Settlement Proposed for Medicare Coverage of Home Health Care
The Obama administration has proposed a settlement in a nationwide class-action lawsuit that would allow thousands of U.S. residents with chronic conditions or disabilities to qualify for Medicare coverage of home health care services, the New York Times reports (Pear, New York Times, 10/22).
Background on Lawsuit
In January 2011, the Center for Medicare Advocacy -- which filed the lawsuit in U.S. District Court in Vermont on behalf of five national organizations -- alleged that CMS was illegally denying thousands of chronically ill beneficiaries essential therapies and medical services.

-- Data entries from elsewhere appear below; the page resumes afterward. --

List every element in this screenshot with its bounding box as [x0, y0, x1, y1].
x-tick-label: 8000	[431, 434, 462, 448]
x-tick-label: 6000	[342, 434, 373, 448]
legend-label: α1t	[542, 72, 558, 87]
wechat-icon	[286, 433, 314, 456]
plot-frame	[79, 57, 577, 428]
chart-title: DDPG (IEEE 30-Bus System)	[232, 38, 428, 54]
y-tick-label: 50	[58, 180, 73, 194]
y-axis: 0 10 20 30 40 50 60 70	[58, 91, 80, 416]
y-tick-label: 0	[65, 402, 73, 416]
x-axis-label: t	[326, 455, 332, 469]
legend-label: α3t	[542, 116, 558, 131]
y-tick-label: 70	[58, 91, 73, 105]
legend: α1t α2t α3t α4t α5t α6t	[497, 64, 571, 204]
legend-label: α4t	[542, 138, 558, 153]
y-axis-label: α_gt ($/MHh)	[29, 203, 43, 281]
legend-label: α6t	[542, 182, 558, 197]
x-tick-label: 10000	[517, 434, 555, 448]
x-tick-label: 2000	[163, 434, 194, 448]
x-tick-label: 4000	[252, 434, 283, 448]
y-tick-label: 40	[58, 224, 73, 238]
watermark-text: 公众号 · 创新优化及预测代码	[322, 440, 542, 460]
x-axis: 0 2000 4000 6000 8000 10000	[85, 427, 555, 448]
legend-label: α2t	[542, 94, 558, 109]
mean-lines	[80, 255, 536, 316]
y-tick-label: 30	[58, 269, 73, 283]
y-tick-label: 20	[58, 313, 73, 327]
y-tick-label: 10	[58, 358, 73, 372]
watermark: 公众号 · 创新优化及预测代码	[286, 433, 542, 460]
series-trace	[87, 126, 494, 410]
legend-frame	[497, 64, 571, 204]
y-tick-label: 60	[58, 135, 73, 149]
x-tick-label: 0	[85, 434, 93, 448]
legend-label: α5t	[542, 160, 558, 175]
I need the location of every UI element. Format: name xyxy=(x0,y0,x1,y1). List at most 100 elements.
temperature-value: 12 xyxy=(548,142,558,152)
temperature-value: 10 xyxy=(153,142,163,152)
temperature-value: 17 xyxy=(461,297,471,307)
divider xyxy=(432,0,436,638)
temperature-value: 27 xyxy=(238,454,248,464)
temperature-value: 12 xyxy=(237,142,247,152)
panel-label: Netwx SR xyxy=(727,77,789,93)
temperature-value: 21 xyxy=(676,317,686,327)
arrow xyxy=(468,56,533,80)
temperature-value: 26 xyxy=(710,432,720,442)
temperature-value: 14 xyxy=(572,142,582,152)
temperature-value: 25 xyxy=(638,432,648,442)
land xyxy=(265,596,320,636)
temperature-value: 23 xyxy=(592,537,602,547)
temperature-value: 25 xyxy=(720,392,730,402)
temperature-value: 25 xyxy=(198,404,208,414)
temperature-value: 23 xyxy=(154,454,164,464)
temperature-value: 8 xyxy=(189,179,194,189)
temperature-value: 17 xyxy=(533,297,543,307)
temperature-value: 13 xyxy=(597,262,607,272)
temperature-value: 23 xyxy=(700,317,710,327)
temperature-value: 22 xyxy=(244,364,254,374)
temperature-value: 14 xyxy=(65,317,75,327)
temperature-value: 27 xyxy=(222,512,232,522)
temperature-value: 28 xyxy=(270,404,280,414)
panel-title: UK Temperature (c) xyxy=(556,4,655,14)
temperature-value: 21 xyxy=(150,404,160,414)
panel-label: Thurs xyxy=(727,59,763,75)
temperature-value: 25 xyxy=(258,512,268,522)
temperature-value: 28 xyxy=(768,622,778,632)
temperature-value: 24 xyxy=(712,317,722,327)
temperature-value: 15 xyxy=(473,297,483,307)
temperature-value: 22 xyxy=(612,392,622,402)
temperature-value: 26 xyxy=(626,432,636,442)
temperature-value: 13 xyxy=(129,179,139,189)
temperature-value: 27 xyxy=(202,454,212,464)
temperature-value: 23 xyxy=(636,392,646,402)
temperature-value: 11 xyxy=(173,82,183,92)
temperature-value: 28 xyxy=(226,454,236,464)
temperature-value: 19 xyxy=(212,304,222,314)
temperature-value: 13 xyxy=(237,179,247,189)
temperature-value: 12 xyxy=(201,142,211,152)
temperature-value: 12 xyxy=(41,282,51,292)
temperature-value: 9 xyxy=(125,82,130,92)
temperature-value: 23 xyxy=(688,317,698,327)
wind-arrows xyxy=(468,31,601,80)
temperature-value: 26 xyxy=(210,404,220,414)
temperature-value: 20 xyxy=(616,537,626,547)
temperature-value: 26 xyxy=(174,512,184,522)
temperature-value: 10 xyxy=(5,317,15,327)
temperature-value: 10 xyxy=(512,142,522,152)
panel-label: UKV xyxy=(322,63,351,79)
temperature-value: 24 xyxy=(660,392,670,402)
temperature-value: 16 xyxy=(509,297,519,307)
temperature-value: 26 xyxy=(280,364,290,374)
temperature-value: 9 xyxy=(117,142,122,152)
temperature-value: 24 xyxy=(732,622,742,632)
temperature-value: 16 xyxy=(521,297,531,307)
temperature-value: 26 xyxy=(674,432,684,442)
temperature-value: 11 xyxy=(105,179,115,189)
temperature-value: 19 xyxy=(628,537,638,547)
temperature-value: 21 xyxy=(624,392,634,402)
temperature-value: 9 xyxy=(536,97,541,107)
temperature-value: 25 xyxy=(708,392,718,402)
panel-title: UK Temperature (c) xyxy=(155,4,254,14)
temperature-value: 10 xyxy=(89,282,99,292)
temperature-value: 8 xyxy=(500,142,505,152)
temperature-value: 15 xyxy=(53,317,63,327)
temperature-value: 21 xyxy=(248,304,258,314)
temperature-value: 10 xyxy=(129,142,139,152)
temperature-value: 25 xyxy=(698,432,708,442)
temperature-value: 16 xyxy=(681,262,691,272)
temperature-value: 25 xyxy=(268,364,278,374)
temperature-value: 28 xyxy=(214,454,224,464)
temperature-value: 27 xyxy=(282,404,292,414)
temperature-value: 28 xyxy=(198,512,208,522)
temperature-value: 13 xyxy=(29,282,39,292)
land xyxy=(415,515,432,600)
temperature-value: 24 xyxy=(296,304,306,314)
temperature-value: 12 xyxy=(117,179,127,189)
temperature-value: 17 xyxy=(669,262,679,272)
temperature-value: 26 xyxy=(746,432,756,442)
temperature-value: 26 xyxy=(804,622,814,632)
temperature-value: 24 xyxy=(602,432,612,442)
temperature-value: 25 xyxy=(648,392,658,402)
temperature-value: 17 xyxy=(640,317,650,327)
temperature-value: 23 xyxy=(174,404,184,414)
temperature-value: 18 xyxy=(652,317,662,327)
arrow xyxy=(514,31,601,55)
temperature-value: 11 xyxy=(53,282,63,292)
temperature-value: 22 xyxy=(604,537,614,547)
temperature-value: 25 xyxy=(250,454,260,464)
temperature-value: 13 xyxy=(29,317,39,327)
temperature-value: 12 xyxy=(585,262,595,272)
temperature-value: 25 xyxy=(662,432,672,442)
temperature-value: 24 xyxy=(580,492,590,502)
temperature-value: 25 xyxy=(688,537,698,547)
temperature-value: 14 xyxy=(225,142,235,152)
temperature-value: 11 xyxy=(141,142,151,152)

The suit challenged a decades-old policy that requires patients to achieve "demonstrable improvements in functioning" before Medicare will pay for physical, speech or occupational therapy, as well as skilled nursing care.
At the time, Medicare did not cover services if such improvements were absent. The plaintiffs argued that Medicare is obligated by law to cover care and therapies that are "reasonable and necessary for the diagnosis or treatment of illness or injury" (California Healthline, 1/19/2011).
Details of Proposed Settlement
Under the proposed settlement, the administration agreed to change Medicare rules to cover skilled nursing and therapy services when they are needed to "maintain the patient's current condition or prevent or slow further deterioration."
The settlement -- which was submitted by lawyers from HHS and the Department of Justice last week to a federal district court judge in Vermont -- is expected to be approved and could be enforced for up to four years.
The changes would apply to the traditional Medicare program and private Medicare Advantage plans. More than 10,000 beneficiaries whose claims were denied before Jan. 18, 2011 -- when the lawsuit was filed -- are expected to benefit as their claims would be re-examined under the new standards, the Times reports.
Center for Medicare Advocacy Director Judith Stein said the proposed deal could help beneficiaries with chronic conditions such as Alzheimer's disease, multiple sclerosis, Parkinson's disease, stroke, spinal cord injuries and traumatic brain injury.
Although Stein and Medicare officials are unsure about how much the settlement will cost the federal government, experts say the cost of expanding the coverage could be substantial, the Times reports.
However, the changes also are expected to generate savings, according to the Times. For example, fewer patients would need to depend on hospitals and nursing homes for physical therapy and similar services (New York Times, 10/22).